By Dr. David Tayloe, Senior Fellow, NC Child
In 1977, I organized a solo pediatric practice in Wayne County and established an “open door” policy such that I turned no patients away, regardless of ability to pay. I have been fortunate to recruit providers to my local rural community and today our practice serves over 20,000 Medicaid patients.
Unfortunately, as pediatricians are being reimbursed less and less for providing Medicaid services, we have to make major decisions about how many Medicaid patients we can economically continue to care for in our practice. Since the late 1990’s, Medicaid reimbursement rates have fallen and our legislature has passed a Medicaid reform bill that puts providers totally in limbo as far as their ability to predict the viability of a practice that cares for Medicaid-eligible patients.
By contrast, the reimbursement rate for the most common office visits in Medicare, which provides health care for older adults, is 130% of the reimbursement rate for the same visits in North Carolina’s Medicaid program. Are Medicaid patients less valuable to society than Medicare patients?
If we have to limit the number of children on Medicaid we see in Wayne County, it’s unclear where else they can go to receive health care. We are the only pediatric practice in a county of 125,000 people. I know that pediatricians across our state and nation struggle ethically every day to justify taking care of patients who do not have the means to pay for services on-par with patients who have private insurance.
The North Carolina Pediatric Society surveyed pediatricians earlier this year when the temporary bump in the reimbursement rate from the Affordable Care Act was being discontinued, and many pediatricians have scaled back their participation in Medicaid.
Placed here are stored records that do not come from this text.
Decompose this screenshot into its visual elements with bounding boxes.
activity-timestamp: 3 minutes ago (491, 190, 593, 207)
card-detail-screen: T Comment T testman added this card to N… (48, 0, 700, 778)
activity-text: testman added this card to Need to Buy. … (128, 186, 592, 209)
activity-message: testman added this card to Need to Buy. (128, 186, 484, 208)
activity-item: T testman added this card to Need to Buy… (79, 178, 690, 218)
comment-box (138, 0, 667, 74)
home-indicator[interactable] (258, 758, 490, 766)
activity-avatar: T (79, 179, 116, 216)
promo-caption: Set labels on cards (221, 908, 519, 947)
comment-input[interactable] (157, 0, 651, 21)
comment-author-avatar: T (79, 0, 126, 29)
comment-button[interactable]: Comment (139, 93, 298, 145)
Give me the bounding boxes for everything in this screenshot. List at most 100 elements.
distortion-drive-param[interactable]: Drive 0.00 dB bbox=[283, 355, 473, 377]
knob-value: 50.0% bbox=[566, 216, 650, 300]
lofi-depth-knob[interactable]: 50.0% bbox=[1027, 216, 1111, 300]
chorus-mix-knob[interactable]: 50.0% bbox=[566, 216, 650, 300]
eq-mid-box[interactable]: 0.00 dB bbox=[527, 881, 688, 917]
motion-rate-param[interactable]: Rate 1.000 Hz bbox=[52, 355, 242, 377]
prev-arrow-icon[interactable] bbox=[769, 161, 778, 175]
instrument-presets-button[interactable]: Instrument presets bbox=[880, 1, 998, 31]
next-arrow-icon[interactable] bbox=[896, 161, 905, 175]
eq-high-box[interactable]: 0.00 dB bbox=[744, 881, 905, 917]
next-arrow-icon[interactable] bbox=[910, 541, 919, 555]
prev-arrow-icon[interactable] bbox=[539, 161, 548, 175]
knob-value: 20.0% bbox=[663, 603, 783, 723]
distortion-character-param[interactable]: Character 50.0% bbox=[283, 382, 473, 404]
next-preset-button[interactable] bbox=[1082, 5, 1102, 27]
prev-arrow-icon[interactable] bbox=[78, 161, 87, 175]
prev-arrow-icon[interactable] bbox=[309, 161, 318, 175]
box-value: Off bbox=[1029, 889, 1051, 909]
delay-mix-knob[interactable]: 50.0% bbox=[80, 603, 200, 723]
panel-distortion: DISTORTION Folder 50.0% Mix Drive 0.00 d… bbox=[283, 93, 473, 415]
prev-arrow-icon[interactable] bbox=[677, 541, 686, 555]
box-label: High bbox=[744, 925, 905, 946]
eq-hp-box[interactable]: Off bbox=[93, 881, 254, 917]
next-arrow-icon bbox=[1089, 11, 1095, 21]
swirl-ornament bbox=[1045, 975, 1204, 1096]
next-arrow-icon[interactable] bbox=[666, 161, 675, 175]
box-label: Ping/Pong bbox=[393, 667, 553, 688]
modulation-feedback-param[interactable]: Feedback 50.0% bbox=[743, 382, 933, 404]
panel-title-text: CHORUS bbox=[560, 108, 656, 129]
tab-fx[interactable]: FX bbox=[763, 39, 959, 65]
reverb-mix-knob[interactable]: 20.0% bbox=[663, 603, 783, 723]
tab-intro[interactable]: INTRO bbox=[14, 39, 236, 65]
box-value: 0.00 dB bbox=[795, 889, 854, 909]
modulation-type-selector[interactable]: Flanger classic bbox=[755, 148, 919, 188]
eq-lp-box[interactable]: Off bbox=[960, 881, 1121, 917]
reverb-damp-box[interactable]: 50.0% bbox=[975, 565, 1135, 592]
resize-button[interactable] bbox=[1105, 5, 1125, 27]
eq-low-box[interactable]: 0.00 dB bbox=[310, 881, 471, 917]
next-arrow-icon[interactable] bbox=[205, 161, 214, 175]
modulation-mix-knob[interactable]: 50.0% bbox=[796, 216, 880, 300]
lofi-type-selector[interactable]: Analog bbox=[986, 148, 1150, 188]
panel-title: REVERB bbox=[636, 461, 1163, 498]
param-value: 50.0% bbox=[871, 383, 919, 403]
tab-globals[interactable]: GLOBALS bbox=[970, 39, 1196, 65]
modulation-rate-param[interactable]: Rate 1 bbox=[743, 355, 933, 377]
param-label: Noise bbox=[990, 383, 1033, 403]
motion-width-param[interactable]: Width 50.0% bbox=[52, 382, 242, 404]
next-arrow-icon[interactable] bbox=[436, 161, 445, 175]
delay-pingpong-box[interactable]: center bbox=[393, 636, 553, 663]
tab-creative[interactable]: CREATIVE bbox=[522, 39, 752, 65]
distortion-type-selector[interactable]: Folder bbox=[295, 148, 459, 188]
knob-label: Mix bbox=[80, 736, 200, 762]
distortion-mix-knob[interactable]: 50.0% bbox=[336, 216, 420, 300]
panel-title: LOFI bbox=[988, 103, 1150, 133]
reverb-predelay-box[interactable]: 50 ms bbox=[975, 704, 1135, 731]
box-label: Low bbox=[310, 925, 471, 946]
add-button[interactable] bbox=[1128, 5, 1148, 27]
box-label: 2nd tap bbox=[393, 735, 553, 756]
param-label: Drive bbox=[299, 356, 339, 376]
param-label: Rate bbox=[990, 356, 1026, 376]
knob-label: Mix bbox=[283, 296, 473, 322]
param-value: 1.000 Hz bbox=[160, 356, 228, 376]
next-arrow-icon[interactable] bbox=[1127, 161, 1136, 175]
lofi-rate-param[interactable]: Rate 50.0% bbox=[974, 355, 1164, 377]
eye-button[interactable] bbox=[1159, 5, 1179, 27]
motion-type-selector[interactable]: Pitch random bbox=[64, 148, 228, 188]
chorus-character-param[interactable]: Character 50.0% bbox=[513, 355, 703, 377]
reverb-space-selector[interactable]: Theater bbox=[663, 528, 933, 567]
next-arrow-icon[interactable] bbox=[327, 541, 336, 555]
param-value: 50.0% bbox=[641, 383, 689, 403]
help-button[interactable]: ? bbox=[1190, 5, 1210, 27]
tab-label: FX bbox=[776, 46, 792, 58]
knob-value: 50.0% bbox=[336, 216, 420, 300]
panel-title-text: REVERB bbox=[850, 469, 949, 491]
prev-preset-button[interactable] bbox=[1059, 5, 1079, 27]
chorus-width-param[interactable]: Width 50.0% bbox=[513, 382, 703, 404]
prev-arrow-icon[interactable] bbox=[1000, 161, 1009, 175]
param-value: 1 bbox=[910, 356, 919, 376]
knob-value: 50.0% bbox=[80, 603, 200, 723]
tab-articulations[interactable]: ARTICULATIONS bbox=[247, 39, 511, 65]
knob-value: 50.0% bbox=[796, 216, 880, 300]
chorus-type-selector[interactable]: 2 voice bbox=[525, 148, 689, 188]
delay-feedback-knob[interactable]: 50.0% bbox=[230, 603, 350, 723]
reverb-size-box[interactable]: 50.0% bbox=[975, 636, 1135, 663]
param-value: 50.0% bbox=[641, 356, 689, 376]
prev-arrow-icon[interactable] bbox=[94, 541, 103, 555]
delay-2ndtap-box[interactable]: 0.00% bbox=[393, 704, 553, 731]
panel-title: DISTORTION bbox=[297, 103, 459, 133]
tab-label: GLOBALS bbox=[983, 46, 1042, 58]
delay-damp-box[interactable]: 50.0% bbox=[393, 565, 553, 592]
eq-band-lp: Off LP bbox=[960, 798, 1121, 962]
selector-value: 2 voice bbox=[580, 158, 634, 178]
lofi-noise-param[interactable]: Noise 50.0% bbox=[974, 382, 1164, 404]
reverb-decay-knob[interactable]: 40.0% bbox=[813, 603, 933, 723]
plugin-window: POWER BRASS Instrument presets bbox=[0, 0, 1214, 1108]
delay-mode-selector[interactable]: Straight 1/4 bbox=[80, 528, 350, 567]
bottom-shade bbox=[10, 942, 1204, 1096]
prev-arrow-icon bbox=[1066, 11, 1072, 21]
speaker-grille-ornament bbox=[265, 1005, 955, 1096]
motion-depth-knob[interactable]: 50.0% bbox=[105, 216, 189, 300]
In another blow to children on Medicaid, the Supreme Court decided in Armstrong v. Exceptional Child Center, Inc., that pediatricians and other medical providers can’t sue states to ensure that they are being reimbursed sufficiently to care for the Medicaid population.[i]
In light of this decision, we are working hard to persuade state and federal officials to adequately fund Medicaid services so that all children in our state and country have access to high-quality health care. For now, in Wayne County, all children do have access to care, and we’ll do our best to keep it that way. But in the long run, we need our elected officials to match our commitment to North Carolina’s children and fully fund Medicaid.
[i] 135 S. Ct. 1378 (2015) that the Medicaid statute does not provide a private right of action to providers to enforce state compliance with section 1902(a)(30)(A) of the Act in federal court.